Starbucks (SBUX 1.00%) and Uber Technologies (UBER -2.03%) announced this week that they are expanding their food delivery partnership. Starbucks currently offers U.S. customers in six select markets the ability to have their orders delivered using the Starbucks Delivers service, with Uber Eats making the actual deliveries. The expanded partnership will bring Starbucks Delivers nationwide by early 2020.

Starbucks' group president and chief operating officer, Rosalind Brewer, said in a press release: "We are driven to create new and unique digital experiences that are meaningful, valuable and convenient for our customers." She added that "Partnering with Uber Eats helps us take another step toward bringing Starbucks to customers wherever they are."

Uber Eats is the largest global delivery service outside of China, and Starbucks said that Uber is the "preferred delivery partner" for the coffee giant.

Jason Droege, Uber's vice president of UberEverything, said in the same statement: "Our customers are huge Starbucks fans and love being able to get their favorite items delivered with Uber Eats speed. We're excited to expand our partnership across the United States to make ordering their favorite coffee and breakfast sandwich as easy as requesting a ride."

The partnership fits well into Starbucks' focus on expanding its food delivery options worldwide, but the benefits for Uber are a little murkier. Here's why.

Man on a bike with an Uber Eats insulated carrier on his back

Image source: Uber.

Starbucks has high hopes for deliveries

Starbucks said that it's expanding its partnership with Uber Eats to address the online food delivery segment, which will be worth $24 billion in the U.S. by 2023, up from $17 billion in 2018, according to a 2019 eServices report.

The company has expanded the number of stores that offer Starbucks Delivers recently, with more than 1,600 stores offering the service at the end of the second quarter.

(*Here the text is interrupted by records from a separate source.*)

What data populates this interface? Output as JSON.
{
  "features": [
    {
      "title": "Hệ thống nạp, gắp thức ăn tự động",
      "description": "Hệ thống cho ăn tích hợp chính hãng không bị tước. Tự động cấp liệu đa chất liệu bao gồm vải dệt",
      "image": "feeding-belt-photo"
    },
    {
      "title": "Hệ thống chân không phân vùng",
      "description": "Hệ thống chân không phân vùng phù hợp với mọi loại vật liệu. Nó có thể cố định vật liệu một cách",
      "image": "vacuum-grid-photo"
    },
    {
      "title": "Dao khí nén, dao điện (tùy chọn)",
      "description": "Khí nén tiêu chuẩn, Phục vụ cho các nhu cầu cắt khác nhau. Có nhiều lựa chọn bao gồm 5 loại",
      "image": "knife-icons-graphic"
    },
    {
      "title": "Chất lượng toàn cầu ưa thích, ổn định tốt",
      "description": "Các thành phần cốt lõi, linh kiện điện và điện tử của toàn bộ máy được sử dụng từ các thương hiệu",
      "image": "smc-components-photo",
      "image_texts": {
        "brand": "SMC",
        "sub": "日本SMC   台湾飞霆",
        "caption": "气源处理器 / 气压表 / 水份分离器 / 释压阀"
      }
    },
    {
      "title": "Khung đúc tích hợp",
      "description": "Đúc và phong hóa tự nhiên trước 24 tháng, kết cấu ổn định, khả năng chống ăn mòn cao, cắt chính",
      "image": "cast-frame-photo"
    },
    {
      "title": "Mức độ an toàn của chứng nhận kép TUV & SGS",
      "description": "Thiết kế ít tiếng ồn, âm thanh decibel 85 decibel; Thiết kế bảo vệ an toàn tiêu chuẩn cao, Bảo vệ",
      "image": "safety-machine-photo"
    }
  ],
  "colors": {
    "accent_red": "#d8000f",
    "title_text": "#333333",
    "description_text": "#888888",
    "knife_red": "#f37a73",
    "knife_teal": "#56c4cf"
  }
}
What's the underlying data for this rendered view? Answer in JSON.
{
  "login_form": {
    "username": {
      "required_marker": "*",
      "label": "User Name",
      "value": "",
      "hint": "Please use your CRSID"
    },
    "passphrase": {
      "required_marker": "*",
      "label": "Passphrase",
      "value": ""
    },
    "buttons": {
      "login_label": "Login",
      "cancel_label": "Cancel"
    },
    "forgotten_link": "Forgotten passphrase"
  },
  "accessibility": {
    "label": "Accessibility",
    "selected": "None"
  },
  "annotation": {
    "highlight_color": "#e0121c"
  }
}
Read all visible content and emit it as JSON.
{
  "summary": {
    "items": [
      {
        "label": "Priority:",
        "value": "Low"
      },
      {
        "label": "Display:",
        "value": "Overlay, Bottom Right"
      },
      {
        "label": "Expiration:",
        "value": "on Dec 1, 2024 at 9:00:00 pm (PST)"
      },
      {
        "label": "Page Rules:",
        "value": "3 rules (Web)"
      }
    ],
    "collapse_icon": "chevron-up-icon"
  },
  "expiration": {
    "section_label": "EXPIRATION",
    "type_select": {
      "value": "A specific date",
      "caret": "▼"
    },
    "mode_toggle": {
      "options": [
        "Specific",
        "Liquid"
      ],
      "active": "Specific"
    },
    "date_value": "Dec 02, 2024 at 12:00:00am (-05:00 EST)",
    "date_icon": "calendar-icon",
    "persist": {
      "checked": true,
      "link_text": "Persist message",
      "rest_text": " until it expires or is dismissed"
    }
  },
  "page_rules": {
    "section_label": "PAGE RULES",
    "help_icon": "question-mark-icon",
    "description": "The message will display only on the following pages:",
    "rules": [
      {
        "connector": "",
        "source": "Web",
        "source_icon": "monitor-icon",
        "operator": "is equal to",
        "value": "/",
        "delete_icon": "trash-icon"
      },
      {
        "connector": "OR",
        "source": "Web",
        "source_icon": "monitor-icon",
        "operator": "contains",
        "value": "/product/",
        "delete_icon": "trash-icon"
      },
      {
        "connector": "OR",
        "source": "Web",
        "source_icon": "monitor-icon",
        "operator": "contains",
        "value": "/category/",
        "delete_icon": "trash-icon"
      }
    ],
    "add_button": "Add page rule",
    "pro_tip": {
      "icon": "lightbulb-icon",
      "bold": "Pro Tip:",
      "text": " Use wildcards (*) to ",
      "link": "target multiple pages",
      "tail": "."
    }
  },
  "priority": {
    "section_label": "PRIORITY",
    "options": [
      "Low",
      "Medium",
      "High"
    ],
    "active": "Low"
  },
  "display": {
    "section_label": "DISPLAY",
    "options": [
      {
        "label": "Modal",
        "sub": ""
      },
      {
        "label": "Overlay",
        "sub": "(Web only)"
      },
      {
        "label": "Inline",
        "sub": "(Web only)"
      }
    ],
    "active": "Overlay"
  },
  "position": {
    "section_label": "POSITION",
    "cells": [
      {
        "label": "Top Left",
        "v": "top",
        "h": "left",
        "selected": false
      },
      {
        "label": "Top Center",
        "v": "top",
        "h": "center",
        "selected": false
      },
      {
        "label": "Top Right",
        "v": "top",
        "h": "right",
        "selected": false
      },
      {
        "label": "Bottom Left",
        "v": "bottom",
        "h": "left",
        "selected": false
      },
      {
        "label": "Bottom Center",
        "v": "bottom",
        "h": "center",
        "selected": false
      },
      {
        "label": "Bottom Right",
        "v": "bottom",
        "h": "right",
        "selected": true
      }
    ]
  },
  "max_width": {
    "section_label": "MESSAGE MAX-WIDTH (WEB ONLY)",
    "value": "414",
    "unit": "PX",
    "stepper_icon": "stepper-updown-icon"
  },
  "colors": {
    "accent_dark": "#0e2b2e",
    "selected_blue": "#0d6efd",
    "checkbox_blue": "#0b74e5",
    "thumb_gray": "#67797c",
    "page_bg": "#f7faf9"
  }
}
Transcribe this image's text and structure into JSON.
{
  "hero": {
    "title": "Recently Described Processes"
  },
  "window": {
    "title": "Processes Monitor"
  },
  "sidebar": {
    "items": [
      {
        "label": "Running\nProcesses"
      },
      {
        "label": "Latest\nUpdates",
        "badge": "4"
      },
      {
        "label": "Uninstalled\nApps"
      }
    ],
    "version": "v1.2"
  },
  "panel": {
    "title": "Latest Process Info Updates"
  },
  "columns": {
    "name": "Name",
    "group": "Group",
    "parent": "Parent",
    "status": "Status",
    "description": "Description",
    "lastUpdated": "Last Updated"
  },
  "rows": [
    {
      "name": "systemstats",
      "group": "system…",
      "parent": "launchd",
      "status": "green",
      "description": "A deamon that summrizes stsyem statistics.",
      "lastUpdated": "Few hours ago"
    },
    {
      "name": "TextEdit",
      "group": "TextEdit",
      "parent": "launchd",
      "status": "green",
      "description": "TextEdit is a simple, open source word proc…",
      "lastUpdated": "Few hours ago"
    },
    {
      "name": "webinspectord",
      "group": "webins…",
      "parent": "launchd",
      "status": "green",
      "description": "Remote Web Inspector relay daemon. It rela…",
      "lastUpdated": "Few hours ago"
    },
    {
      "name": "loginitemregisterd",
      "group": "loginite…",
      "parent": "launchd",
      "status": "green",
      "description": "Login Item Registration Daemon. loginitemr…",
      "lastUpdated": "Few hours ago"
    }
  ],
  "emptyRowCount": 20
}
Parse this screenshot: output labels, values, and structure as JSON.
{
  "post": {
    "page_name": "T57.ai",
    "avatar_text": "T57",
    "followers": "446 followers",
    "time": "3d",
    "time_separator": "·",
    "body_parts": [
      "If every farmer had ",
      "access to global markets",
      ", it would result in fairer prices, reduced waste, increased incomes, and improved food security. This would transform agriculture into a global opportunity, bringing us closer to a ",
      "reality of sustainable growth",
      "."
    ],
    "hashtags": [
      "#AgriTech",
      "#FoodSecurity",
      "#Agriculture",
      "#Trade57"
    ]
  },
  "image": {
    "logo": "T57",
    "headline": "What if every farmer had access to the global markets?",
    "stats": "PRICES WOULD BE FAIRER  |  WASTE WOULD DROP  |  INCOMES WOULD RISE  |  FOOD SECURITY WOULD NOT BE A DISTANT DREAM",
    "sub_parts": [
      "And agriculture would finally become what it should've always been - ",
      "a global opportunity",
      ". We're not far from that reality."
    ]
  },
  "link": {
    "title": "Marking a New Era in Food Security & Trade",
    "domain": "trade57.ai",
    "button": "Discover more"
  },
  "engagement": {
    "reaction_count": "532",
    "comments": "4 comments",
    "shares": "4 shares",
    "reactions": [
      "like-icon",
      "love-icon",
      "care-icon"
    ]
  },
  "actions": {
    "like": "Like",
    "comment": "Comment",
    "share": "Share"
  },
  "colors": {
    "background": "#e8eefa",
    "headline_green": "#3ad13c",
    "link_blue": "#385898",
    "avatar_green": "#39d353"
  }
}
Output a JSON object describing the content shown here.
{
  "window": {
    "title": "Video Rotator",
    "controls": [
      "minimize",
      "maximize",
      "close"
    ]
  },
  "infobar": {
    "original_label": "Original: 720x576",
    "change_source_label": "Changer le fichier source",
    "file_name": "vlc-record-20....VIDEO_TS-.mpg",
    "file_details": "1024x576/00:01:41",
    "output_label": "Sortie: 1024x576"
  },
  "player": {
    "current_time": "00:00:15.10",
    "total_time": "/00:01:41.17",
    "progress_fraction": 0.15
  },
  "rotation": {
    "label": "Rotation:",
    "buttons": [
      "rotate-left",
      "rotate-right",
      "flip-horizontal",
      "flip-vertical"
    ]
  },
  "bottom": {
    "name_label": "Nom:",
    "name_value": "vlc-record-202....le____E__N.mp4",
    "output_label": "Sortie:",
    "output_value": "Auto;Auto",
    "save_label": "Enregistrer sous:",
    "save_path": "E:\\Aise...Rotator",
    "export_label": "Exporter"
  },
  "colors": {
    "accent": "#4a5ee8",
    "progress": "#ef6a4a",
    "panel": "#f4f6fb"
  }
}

Starbucks CEO Kevin Johnson said back in April that his company is "excited about the potential" that delivery services bring.

While the partnership with Uber Eats is confined to the U.S., Starbucks is also expanding its food delivery options worldwide. For example, Starbucks said at the end of the second quarter that Starbucks Delivers is now in more than 2,100 stores across 35 cities in China. However, Starbucks uses Alibaba for its deliveries in China.

What this means for Uber

At a glance, Uber Eats seems like a promising endeavor. Uber Eats' sales grew by 149% last year, and in the first quarter of this year, revenue from the segment increased 89% year over year.

But investors may not want to get too excited about Uber Eats' growth and the company's updated partnership with Starbucks. Uber has said in the past that it sometimes loses money on its deliveries, especially when they're for large companies.

The company said in a filing in April, before its initial public offering, that it sometimes charges a lower service fee to large chains so that it can "grow the number of Uber Eats consumers." It added: "As we expand our offerings to additional cities, our offerings in these cities may be less profitable than the markets in which we currently operate. As such, we may not be able to achieve or maintain profitability in the near term or at all."

All of this means that despite Uber Eats' impressive revenue growth, the company's delivery service isn't exactly a promising business model at the moment, even with its expanded partnership with Starbucks.

Investor takeaway

Uber Eats is facing a very competitive food delivery market in the U.S., and it's still too early to tell whether the delivery service is a viable business. For that reason, Uber investors shouldn't be too excited about this latest announcement.

Starbucks investors, on the other hand, should be pleased that the company is expanding its delivery option to far more customers than ever before. As the service expands, investors should pay close attention to the number of stores that offer delivery, and to any new light shed by management on how it's affecting sales.